DD: But Isaiah Crowell was held to only 58 yards last week. And Vandy's defense is better than Tennessee's.
MD: OK, let's say Crowell struggles again and the offense has to work to put points on the board. We haven't exactly lit up the scoreboard the past few weeks, so I'll even grant you that's a possibility. But even if I hand you all that, Georgia still wins by three TDs, and here's why: Vanderbilt can't score. Period. They're rolling up fewer yards than any team in the country except for Florida Atlantic, Kentucky and Kent State. In the last two weeks they've totaled three points and 267 yards, which is less than the Dawgs have put up in any single game they've played this season. Let me ask you this: How many points did Vandy score against us last season?
MD: Good! And would you say our defense is better or worse, overall, than it was last year?
DD: A fair bit better, from what I can see so far.
MD: Good again! I agree! So why in the world should I not be expecting another shutout this Saturday?
DD: Well, uh . . .
MD: My point exactly. Crowell bounces back, Murray pecks the Vandy defense to death with short passes to the running backs and tight ends, the defense paves the Commodore offense, we get a special-teams score somewhere along the line, and we win without breaking a sweat, 31-0.
DD: Only three points off of Alabama's score, huh?
MD: Damn straight. Now go ahead and give me your soul-crushing prediction so I can go pack for the trip.
DD: Well, the defense is gonna play well, I agree with you on that, though I don't know if I can predict a shutout -- Vandy may be starting Jordan Rodgers in place of Larry Smith at quarterback, and Rodgers has the advantage of at least being able to complete a pass longer than five yards. And I'll be honest with you, I think we're gonna struggle on offense. Crowell is gimpy, Malcolm Mitchell will be on the bench resting his hamstring . . . between that and Vandy's defense, which is no slouch, we may have trouble putting points on the board, and that's particularly unsettling when Blair Walsh has been as iffy in the field-goal-kicking game as he's been the past few weeks. I think we win, but it's a lot closer, something like 23-13.
MD: And just where in the world is Vanderbilt going to find 13 points? Are they going to go around the league taking up a collection?
DD: Hey, I predicted a win, didn't I? And even when you average out our predictions, you've still got a 27-7 Bulldog victory, so what are you complaining about?
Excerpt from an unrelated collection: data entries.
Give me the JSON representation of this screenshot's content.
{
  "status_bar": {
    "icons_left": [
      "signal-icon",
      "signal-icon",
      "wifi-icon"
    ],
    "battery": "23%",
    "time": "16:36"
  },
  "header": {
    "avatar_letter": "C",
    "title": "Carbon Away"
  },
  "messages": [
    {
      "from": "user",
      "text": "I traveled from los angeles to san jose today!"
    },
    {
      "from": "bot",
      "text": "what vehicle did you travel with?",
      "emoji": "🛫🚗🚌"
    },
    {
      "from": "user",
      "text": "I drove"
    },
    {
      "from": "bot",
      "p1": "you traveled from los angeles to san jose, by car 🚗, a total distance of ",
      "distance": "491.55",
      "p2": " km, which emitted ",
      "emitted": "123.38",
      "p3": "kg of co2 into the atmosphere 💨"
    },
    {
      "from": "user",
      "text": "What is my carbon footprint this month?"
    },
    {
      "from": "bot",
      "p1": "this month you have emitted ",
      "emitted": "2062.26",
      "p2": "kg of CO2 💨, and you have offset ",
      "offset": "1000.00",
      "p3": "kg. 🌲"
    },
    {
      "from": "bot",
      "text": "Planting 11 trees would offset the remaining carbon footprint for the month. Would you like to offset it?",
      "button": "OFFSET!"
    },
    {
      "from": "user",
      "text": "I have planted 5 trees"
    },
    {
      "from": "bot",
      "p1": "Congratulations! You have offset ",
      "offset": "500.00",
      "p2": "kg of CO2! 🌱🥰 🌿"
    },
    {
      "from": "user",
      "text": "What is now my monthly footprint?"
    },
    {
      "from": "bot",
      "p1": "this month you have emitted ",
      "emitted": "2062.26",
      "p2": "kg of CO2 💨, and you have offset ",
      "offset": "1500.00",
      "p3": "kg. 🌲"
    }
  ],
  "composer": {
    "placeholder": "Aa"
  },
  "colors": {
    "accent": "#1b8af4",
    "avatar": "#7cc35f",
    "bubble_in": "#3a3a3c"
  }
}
MD: Aaaaahh, I guess I shouldn't be. You actually predicted a Georgia win on the road, which is something I thought I wouldn't see from you in this lifetime. And yeah, all things considered I'd take a three-touchdown SEC win in a heartbeat. Clearly you're making prog --
DD: Oh, God, what if I just jinxed us, though? Great, knowing my luck we're going to be tied going into the fourth quarter, Aaron Murray's going to get hurt just in time to be out for the Florida game, and --
MD: I guess this whole happy-face thing was too good to last. I'm gonna go pack for the trip; here's your bottle of Tums.
(slams bottle on table, leaves)
DD: (to bottle) Hello again, old friend.